The 28th Amendment? Make Our Day

Governor Newsom looks to cancel the Second Amendment, a move that, if it were to pass, would be the first time America amended the Constitution to abridge a right endowed by man’s creator.

Hector Amezcua/Sacramento Bee via AP
Governor Newsom on May 12, 2023, at Sacramento. Hector Amezcua/Sacramento Bee via AP

The proposal by Governor Newsom of California to amend the Constitution in respect of guns strikes us as a moment of realism for the Democrats. We say that not because we support Mr. Newsom’s proposal. We don’t. If it were to pass, after all, it would be the first time America would have amended the Constitution to permit our government to abridge a right with which the Founders recognized had been endowed by man’s creator.

The moment of realism has to do with Governor Newsom’s recognition of the fact that the Constitution doesn’t permit Americans from using the courts and legislatures to roll back the Second Amendment. What the Founders intended Americans to do in such cases is craft an amendment, present it to Congress, and, if Congress passes it, send it out to ratification. That’s the all-American, constitutional process.

Then again also, too, that’s no easy gantlet. It would require approval by three-quarters of the states. Mr. Newsom, whatever else one can say about him, is not dumb. He knows that the chances of getting three quarters of the states, or even two thirds of them, or even half, would be a tall order. At the moment, John Lott tells our Russell Payne, Democrats control only 17 state governments, far short of the 38 states they need for ratification.

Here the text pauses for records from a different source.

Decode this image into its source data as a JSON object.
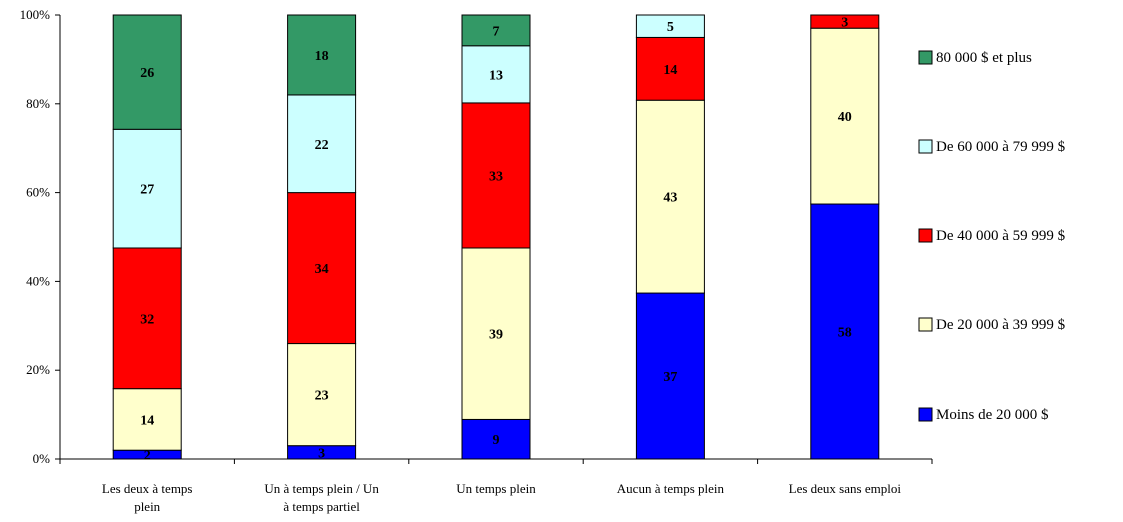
{
  "chart_data": {
    "type": "bar",
    "stacked": true,
    "percent": true,
    "categories": [
      [
        "Les deux à temps",
        "plein"
      ],
      [
        "Un à temps plein / Un",
        "à temps partiel"
      ],
      [
        "Un temps plein"
      ],
      [
        "Aucun à temps plein"
      ],
      [
        "Les deux sans emploi"
      ]
    ],
    "series": [
      {
        "name": "Moins de 20 000 $",
        "color": "#0000ff",
        "values": [
          2,
          3,
          9,
          37,
          58
        ]
      },
      {
        "name": "De 20 000 à 39 999 $",
        "color": "#ffffcc",
        "values": [
          14,
          23,
          39,
          43,
          40
        ]
      },
      {
        "name": "De 40 000 à 59 999 $",
        "color": "#ff0000",
        "values": [
          32,
          34,
          33,
          14,
          3
        ]
      },
      {
        "name": "De 60 000 à 79 999 $",
        "color": "#ccffff",
        "values": [
          27,
          22,
          13,
          5,
          0
        ]
      },
      {
        "name": "80 000 $ et plus",
        "color": "#339966",
        "values": [
          26,
          18,
          7,
          0,
          0
        ]
      }
    ],
    "legend_order": [
      4,
      3,
      2,
      1,
      0
    ],
    "yticks": [
      "0%",
      "20%",
      "40%",
      "60%",
      "80%",
      "100%"
    ],
    "ylim": [
      0,
      100
    ],
    "legend_position": "right",
    "grid": false,
    "title": "",
    "xlabel": "",
    "ylabel": ""
  }
}
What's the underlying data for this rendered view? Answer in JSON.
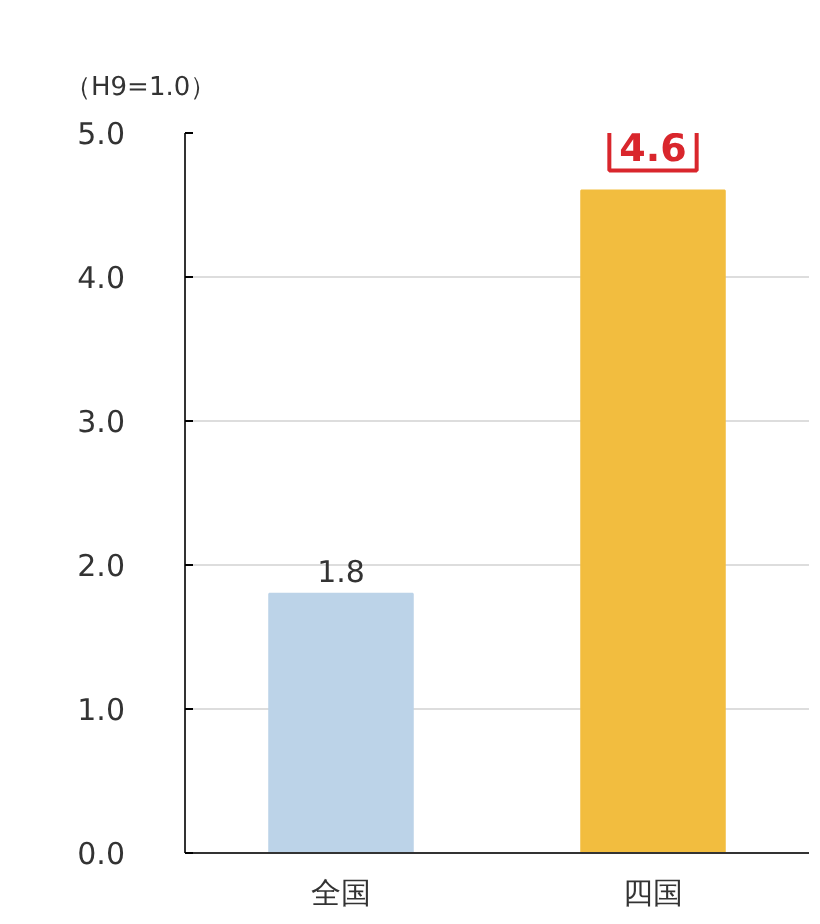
{
  "chart_data": {
    "type": "bar",
    "title": "（H9=1.0）",
    "categories": [
      "全国",
      "四国"
    ],
    "values": [
      1.8,
      4.6
    ],
    "colors": [
      "#bcd3e8",
      "#f2bd3f"
    ],
    "data_labels": true,
    "ylim": [
      0,
      5
    ],
    "yticks": [
      {
        "value": 0,
        "label": "0.0"
      },
      {
        "value": 1,
        "label": "1.0"
      },
      {
        "value": 2,
        "label": "2.0"
      },
      {
        "value": 3,
        "label": "3.0"
      },
      {
        "value": 4,
        "label": "4.0"
      },
      {
        "value": 5,
        "label": "5.0"
      }
    ],
    "grid": "y"
  }
}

Nor, Mr. Lott notes, do they have the votes in Congress. And one can see why. The Constitutional changes that the Democrats are pushing would raise to 21 the age at which it is legal for a person to buy a gun. The idea is that 18, 19, and 20-year-olds commit firearm-related crimes at relatively high rates. The issue, though,  isn’t whether that age group commits crimes. It’s whether those who can legally buy a gun commit crimes.

It turns out, Mr. Lott reports, that about 90 percent of murderers already have a violent criminal history and are already banned from buying a gun. “The ban affects only those who can pass a background check and legally buy a gun,” he says. Data show, he notes, that persons between 18 and 20 who can pass background checks tend to be as law-abiding as older people. So what is the point of Mr. Newsom’s gambit?

We have rarely heard a Democrat addressing in a serious way why the American people are unlikely to ratify a rollback of the Second Amendment. It’s that, in our reckoning, Americans are smart. They know that the Democrats aren’t going to be satisfied with adjusting our gun laws at the margin. Whatever inch the Democrats gain will only whet their appetite for the next mile. We know this because even today, there is no Second Amendment freedom in New York.

That could serve to explain why Mr. Newsom proposes to advance his 28th Amendment not via the Congress but by a so-called Article V convention, convoked, as the Constitution puts it, “on the Application of the Legislatures of two thirds of the several States.” One doubts that such a convention would confine itself to merely reversing the Second Amendment. Even so, three-quarters of the  states would still need to ratify any amendments proposed.

The way we see it is that to win the fight over guns in America, the Democrats will have to change their course. They will need, in their cities, to start enforcing the Second Amendment as currently written and vouchsafed by the Supreme Court. Instead, across the land, Democrats are conniving to evade Supreme Court findings. They are, so to speak, standing in the gunsmith’s door, arms akimbo, thwarting the supreme law of the land.